The variety of butterflies and bees detected multiplied exponentially once I learned to carefully follow them until they stopped to suck nectar from a flower. While they were immobilized for a few seconds, I captured them with my lens, instead of a net, and identified them later. It turns out orange-and-black butterflies are not all monarchs, but rather a number of species with fanciful names like great spangled fritillary, Northern crescent and American lady. And the bees in my garden weren’t just the large and obvious bumblebees, of which I detected several kinds, but also the much smaller sweat, leaf-cutter or furrow bees. These smaller bees are only between one-quarter and one-half inch in length and are barely noticeable with the naked eye. I even discovered previously unnoticed lifecycle forms of insects – the half-inch-long, oblong patches of flat black scales attached to one of the walls of my house are the juvenile forms of fireflies; the fat white grubs with brown heads found while digging in the garden are the larval forms of June bugs.

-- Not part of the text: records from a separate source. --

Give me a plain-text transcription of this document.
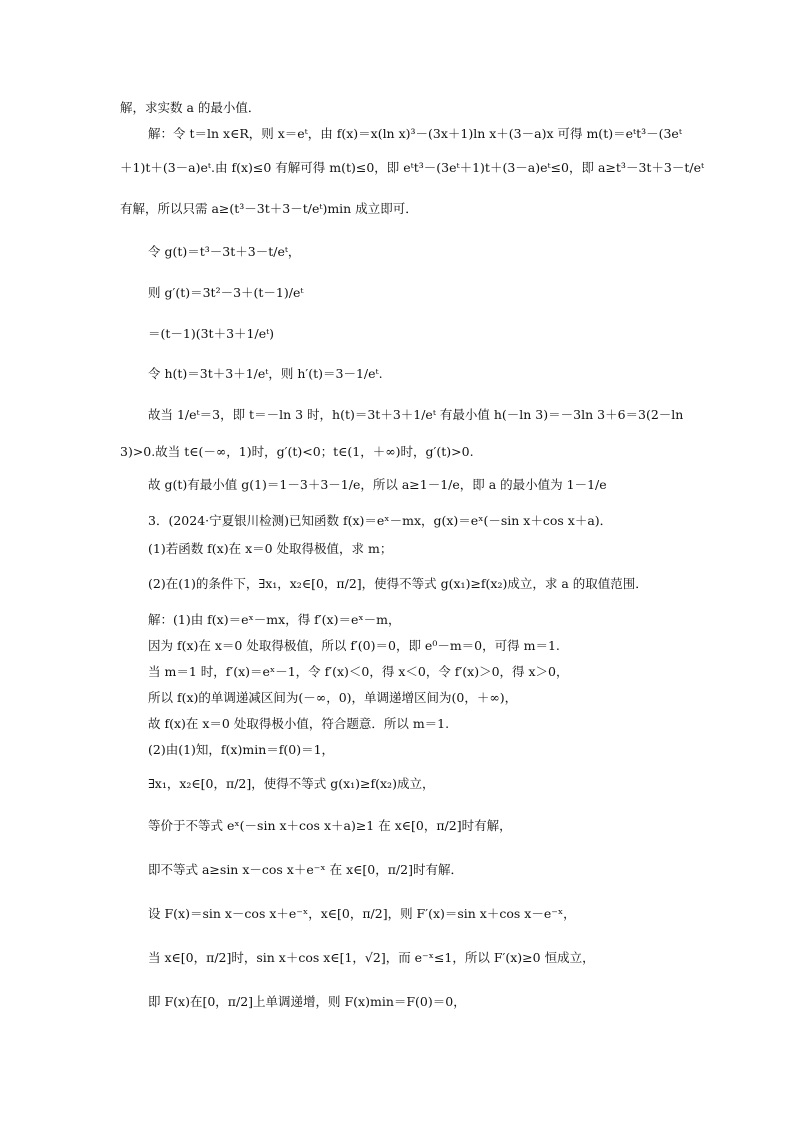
解，求实数 a 的最小值．
解：令 t＝ln x∈R，则 x＝eᵗ，由 f(x)＝x(ln x)³－(3x＋1)ln x＋(3－a)x 可得 m(t)＝eᵗt³－(3eᵗ
＋1)t＋(3－a)eᵗ.由 f(x)≤0 有解可得 m(t)≤0，即 eᵗt³－(3eᵗ＋1)t＋(3－a)eᵗ≤0，即 a≥t³－3t＋3－t/eᵗ
有解，所以只需 a≥(t³－3t＋3－t/eᵗ)min 成立即可．
令 g(t)＝t³－3t＋3－t/eᵗ，
则 g′(t)＝3t²－3＋(t－1)/eᵗ
＝(t－1)(3t＋3＋1/eᵗ)
令 h(t)＝3t＋3＋1/eᵗ，则 h′(t)＝3－1/eᵗ.
故当 1/eᵗ＝3，即 t＝－ln 3 时，h(t)＝3t＋3＋1/eᵗ 有最小值 h(－ln 3)＝－3ln 3＋6＝3(2－ln
3)>0.故当 t∈(－∞，1)时，g′(t)<0；t∈(1，＋∞)时，g′(t)>0.
故 g(t)有最小值 g(1)＝1－3＋3－1/e，所以 a≥1－1/e，即 a 的最小值为 1－1/e
3．(2024·宁夏银川检测)已知函数 f(x)＝eˣ－mx，g(x)＝eˣ(－sin x＋cos x＋a)．
(1)若函数 f(x)在 x＝0 处取得极值，求 m；
(2)在(1)的条件下，∃x₁，x₂∈[0，π/2]，使得不等式 g(x₁)≥f(x₂)成立，求 a 的取值范围．
解：(1)由 f(x)＝eˣ－mx，得 f′(x)＝eˣ－m，
因为 f(x)在 x＝0 处取得极值，所以 f′(0)＝0，即 e⁰－m＝0，可得 m＝1.
当 m＝1 时，f′(x)＝eˣ－1，令 f′(x)＜0，得 x＜0，令 f′(x)＞0，得 x＞0，
所以 f(x)的单调递减区间为(－∞，0)，单调递增区间为(0，＋∞)，
故 f(x)在 x＝0 处取得极小值，符合题意．所以 m＝1.
(2)由(1)知，f(x)min＝f(0)＝1，
∃x₁，x₂∈[0，π/2]，使得不等式 g(x₁)≥f(x₂)成立，
等价于不等式 eˣ(－sin x＋cos x＋a)≥1 在 x∈[0，π/2]时有解，
即不等式 a≥sin x－cos x＋e⁻ˣ 在 x∈[0，π/2]时有解．
设 F(x)＝sin x－cos x＋e⁻ˣ，x∈[0，π/2]，则 F′(x)＝sin x＋cos x－e⁻ˣ，
当 x∈[0，π/2]时，sin x＋cos x∈[1，√2]，而 e⁻ˣ≤1，所以 F′(x)≥0 恒成立，
即 F(x)在[0，π/2]上单调递增，则 F(x)min＝F(0)＝0，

One morning, I noticed a bee unusually still on a flower. It wasn’t until zooming in on the bee to take a picture that I discovered a well-camouflaged crab spider clutching it. The spider had paralyzed the bee with its venom so as to consume it. A life-and-death drama befitting a David Attenborough show, all unfolding on a black-eyed Susan petal.

I don’t have to go on an African safari to see new exotic creatures. Instead I can venture into my own backyard where there are many animals I’ve never seen before – hiding in plain sight.